Best Natural Gas ETFs
Because natural gas is a CAPEX-intensive business in a highly cyclical industry, it is best to have a wide array of company profiles in a portfolio.
Besides investing in the best natural gas stocks, ETFs can help you have a diversified portfolio while reducing trading costs.
1. United States Natural Gas Fund LP (UNG)
This ETF tracks the fluctuation of the price of natural gas instead of investing in companies in the sector. This makes it more of a trading instrument than a long-term holding but might be interesting for betting on natural gas price fluctuations.
2. Global X MLP & Energy Infrastructure ETF (MLPX)
This ETF includes a range of energy infrastructure, including midstream (pipelines) and LNG facilities.
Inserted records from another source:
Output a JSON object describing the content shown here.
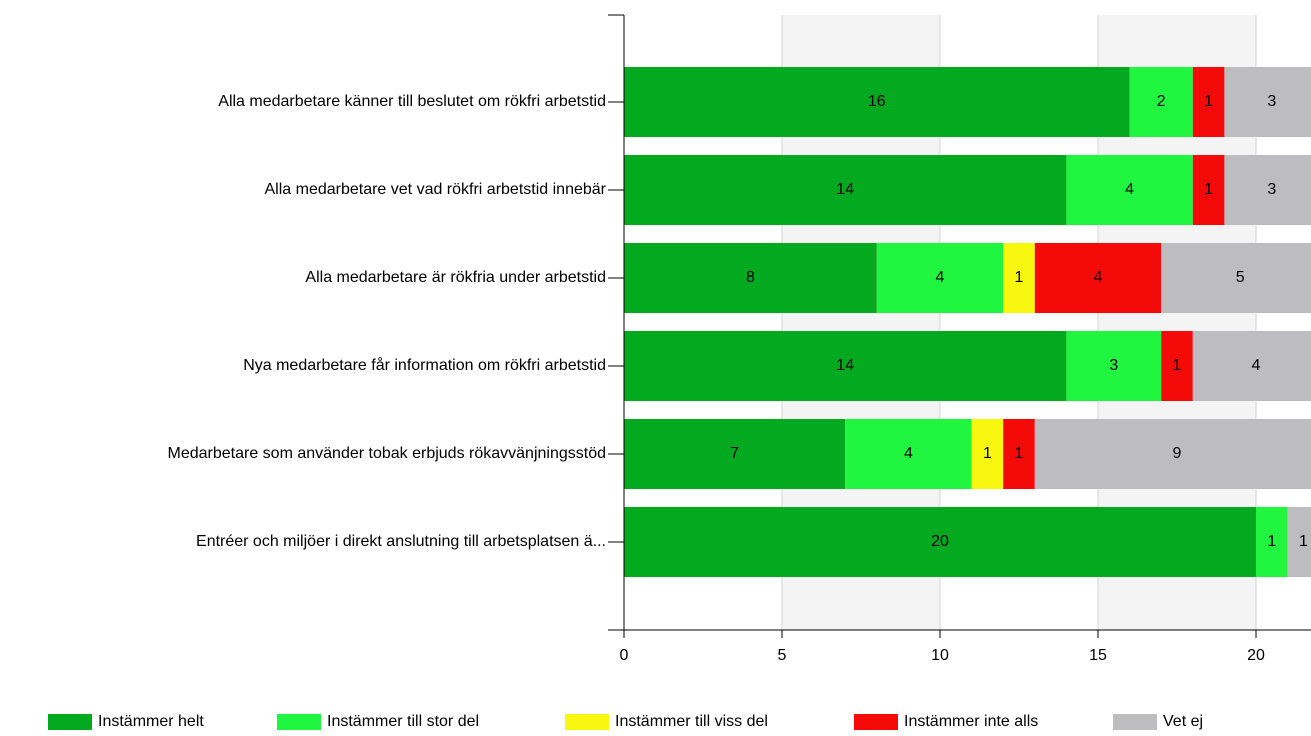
{
  "chart_data": {
    "type": "stacked-bar-horizontal",
    "categories": [
      "Alla medarbetare känner till beslutet om rökfri arbetstid",
      "Alla medarbetare vet vad rökfri arbetstid innebär",
      "Alla medarbetare är rökfria under arbetstid",
      "Nya medarbetare får information om rökfri arbetstid",
      "Medarbetare som använder tobak erbjuds rökavvänjningsstöd",
      "Entréer och miljöer i direkt anslutning till arbetsplatsen ä..."
    ],
    "series": [
      {
        "name": "Instämmer helt",
        "color": "#03a91f",
        "values": [
          16,
          14,
          8,
          14,
          7,
          20
        ]
      },
      {
        "name": "Instämmer till stor del",
        "color": "#20f53f",
        "values": [
          2,
          4,
          4,
          3,
          4,
          1
        ]
      },
      {
        "name": "Instämmer till viss del",
        "color": "#f7f70f",
        "values": [
          null,
          null,
          1,
          null,
          1,
          null
        ]
      },
      {
        "name": "Instämmer inte alls",
        "color": "#f50a0a",
        "values": [
          1,
          1,
          4,
          1,
          1,
          null
        ]
      },
      {
        "name": "Vet ej",
        "color": "#bdbdbf",
        "values": [
          3,
          3,
          5,
          4,
          9,
          1
        ]
      }
    ],
    "xlim": [
      0,
      21.74
    ],
    "xticks": [
      0,
      5,
      10,
      15,
      20
    ],
    "grid": true,
    "legend": "bottom"
  }
}
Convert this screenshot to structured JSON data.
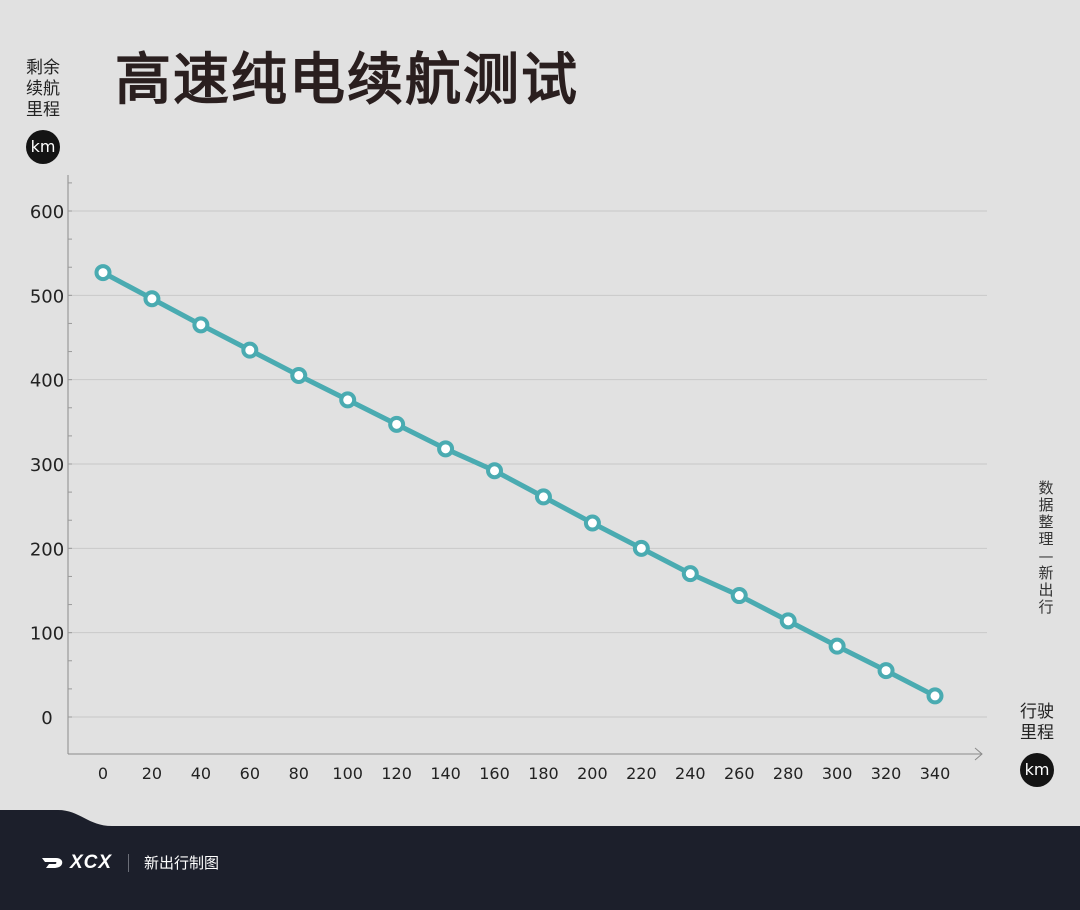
{
  "chart_data": {
    "type": "line",
    "title": "高速纯电续航测试",
    "ylabel_lines": [
      "剩余",
      "续航",
      "里程"
    ],
    "ylabel_unit": "km",
    "xlabel_lines": [
      "行驶",
      "里程"
    ],
    "xlabel_unit": "km",
    "x": [
      0,
      20,
      40,
      60,
      80,
      100,
      120,
      140,
      160,
      180,
      200,
      220,
      240,
      260,
      280,
      300,
      320,
      340
    ],
    "series": [
      {
        "values": [
          527,
          496,
          465,
          435,
          405,
          376,
          347,
          318,
          292,
          261,
          230,
          200,
          170,
          144,
          114,
          84,
          55,
          25
        ],
        "color": "#4aabb1"
      }
    ],
    "yticks": [
      0,
      100,
      200,
      300,
      400,
      500,
      600
    ],
    "xticks": [
      0,
      20,
      40,
      60,
      80,
      100,
      120,
      140,
      160,
      180,
      200,
      220,
      240,
      260,
      280,
      300,
      320,
      340
    ],
    "ylim": [
      0,
      600
    ],
    "grid": true,
    "side_note": "数据整理—新出行"
  },
  "colors": {
    "background": "#e1e1e1",
    "line": "#4aabb1",
    "footer": "#1c1f2b"
  },
  "footer": {
    "logo_text": "XCX",
    "text": "新出行制图"
  }
}
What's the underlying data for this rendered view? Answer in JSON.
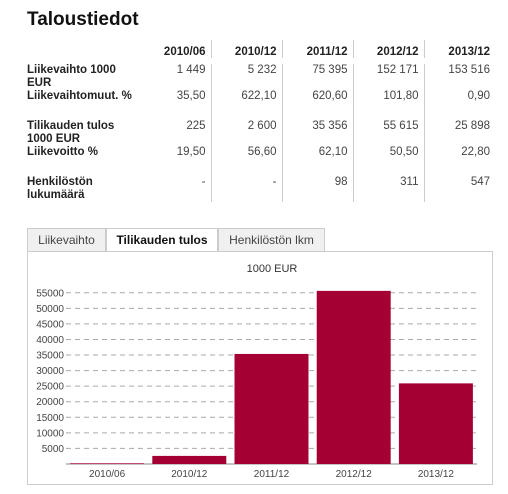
{
  "page": {
    "title": "Taloustiedot"
  },
  "table": {
    "headers": [
      "2010/06",
      "2010/12",
      "2011/12",
      "2012/12",
      "2013/12"
    ],
    "rows": [
      {
        "label_l1": "Liikevaihto 1000",
        "label_l2": "EUR",
        "values": [
          "1 449",
          "5 232",
          "75 395",
          "152 171",
          "153 516"
        ]
      },
      {
        "label_l1": "Liikevaihtomuut. %",
        "label_l2": "",
        "values": [
          "35,50",
          "622,10",
          "620,60",
          "101,80",
          "0,90"
        ]
      },
      {
        "label_l1": "Tilikauden tulos",
        "label_l2": "1000 EUR",
        "values": [
          "225",
          "2 600",
          "35 356",
          "55 615",
          "25 898"
        ]
      },
      {
        "label_l1": "Liikevoitto %",
        "label_l2": "",
        "values": [
          "19,50",
          "56,60",
          "62,10",
          "50,50",
          "22,80"
        ]
      },
      {
        "label_l1": "Henkilöstön",
        "label_l2": "lukumäärä",
        "values": [
          "-",
          "-",
          "98",
          "311",
          "547"
        ]
      }
    ]
  },
  "tabs": [
    {
      "label": "Liikevaihto",
      "active": false
    },
    {
      "label": "Tilikauden tulos",
      "active": true
    },
    {
      "label": "Henkilöstön lkm",
      "active": false
    }
  ],
  "colors": {
    "bar": "#a50034",
    "grid": "#aaaaaa"
  },
  "chart_data": {
    "type": "bar",
    "title": "1000 EUR",
    "categories": [
      "2010/06",
      "2010/12",
      "2011/12",
      "2012/12",
      "2013/12"
    ],
    "values": [
      225,
      2600,
      35356,
      55615,
      25898
    ],
    "ylim": [
      0,
      57500
    ],
    "yticks": [
      5000,
      10000,
      15000,
      20000,
      25000,
      30000,
      35000,
      40000,
      45000,
      50000,
      55000
    ],
    "grid": true,
    "legend": "none"
  }
}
Its top holdings are William Cos, Cheniere, and Enbridge. These companies tend to benefit from the volume of natural gas and oil consumption and be less exposed to commodity price fluctuations.
They are also often distributing a rather generous dividend yield, with many of them being dividend-rich MLP (Master Limited Partnerships).
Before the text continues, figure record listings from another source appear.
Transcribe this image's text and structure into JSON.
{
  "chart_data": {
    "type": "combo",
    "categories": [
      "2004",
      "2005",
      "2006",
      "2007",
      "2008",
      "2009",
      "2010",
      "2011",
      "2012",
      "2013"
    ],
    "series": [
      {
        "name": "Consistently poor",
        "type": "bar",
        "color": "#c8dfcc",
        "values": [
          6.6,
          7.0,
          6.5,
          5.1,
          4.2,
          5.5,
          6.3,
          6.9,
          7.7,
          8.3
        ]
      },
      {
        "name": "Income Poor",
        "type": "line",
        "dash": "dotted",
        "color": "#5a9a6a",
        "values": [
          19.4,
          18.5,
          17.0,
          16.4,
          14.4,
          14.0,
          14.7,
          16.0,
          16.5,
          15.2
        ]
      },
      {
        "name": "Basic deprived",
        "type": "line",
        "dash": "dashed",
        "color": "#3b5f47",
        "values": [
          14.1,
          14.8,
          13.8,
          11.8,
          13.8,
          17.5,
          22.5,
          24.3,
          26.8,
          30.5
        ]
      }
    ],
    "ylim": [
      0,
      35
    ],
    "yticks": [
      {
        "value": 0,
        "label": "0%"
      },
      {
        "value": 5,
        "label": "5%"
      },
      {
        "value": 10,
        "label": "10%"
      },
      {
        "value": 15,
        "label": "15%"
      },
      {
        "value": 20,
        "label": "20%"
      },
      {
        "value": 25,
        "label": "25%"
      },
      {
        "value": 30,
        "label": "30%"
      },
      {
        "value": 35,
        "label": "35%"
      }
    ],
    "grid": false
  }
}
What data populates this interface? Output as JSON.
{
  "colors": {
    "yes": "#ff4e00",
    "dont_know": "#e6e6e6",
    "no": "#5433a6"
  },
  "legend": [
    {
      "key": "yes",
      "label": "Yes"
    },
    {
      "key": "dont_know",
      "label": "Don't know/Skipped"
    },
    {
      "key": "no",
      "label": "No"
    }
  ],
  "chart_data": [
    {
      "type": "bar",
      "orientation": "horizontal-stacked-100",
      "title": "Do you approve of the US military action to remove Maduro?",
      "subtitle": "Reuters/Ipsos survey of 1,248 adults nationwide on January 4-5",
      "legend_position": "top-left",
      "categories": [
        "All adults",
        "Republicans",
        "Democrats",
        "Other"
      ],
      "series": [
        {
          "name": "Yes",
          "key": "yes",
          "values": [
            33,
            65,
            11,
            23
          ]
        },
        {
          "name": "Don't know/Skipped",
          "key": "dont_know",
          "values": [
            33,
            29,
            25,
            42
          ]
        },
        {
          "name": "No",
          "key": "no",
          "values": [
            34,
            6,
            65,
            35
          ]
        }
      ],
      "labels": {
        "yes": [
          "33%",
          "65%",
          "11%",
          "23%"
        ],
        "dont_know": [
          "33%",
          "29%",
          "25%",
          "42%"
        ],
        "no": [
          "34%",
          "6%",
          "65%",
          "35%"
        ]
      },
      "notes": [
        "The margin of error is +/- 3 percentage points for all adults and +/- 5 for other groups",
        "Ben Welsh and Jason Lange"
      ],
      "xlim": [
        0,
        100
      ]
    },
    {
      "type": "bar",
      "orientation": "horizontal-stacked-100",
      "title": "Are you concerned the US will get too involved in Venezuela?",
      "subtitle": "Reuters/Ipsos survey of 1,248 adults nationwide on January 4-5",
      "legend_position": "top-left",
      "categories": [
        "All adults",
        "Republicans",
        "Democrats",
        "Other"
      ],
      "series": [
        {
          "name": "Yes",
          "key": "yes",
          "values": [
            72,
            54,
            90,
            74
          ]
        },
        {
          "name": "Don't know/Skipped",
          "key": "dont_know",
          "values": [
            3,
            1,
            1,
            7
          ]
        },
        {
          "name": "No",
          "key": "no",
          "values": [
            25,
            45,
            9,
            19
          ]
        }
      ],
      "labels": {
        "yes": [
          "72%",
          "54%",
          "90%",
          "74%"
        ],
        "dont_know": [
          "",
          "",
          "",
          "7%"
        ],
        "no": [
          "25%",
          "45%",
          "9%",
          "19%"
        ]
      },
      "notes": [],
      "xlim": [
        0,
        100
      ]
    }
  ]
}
💵 Learn more: Explore the ins and outs of dividends and their potential impact on your investment strategy.
3. SPDR S&P Oil & Gas Exploration & Production ETF (XOP)
This ETF has a strong focus on US exploration companies, as well as land trusts in oil-rich regions. Its top holdings include SM Energy, Texas Pacific Land Corp, Apa Corp, and CNX Resources (among the largest gas producers in the US).
This focus on proven resources and exploration makes it an interesting way to get reserves at a discount compared to international oil majors and to hope for continuous improvement in shale technology.
4. iShares Oil & Gas Exploration & Production UCITS ETF (SPOG)
This ETF includes most of the US shale and Canadian oil & gas producers, with a focus on exploration and growing production. Its top holdings are EOG Resources, ConocoPhillips, and Canadian Natural Resources. This makes it a good bet on the health of the North American energy industry in general.
5. iShares MSCI Global Energy Producers ETF (FILL)
This ETF includes all the largest publicly traded energy companies, including Exxon, Chevron, Shell, TotalEnergies, etc… This gives it a lot of exposure to gas but also to oil, refining, etc. It can be a complement to more natural gas-focused stock picks, bringing exposure to the fossil fuel sector at large.
Conclusion on the best natural gas stocks and ETFs
Natural gas might be as important to our future energy system as oil has since the 1950s. It is currently the best candidate to phase out coal while still producing easy-to-dispatch baseload power.
The shale revolution and the war in Ukraine have brought long-term changes to the natural gas markets, with extra value for US gas and LNG shipments. Investors can benefit from these changes by gaining exposure to the best natural gas stocks across the industry, including production, pipelines, LNG liquefaction facilities, and LNG shipping companies.
This a highly volatile industry, so cautious positioning and diversification are generally preferable. An eye on geopolitics and market cycles will be equally important.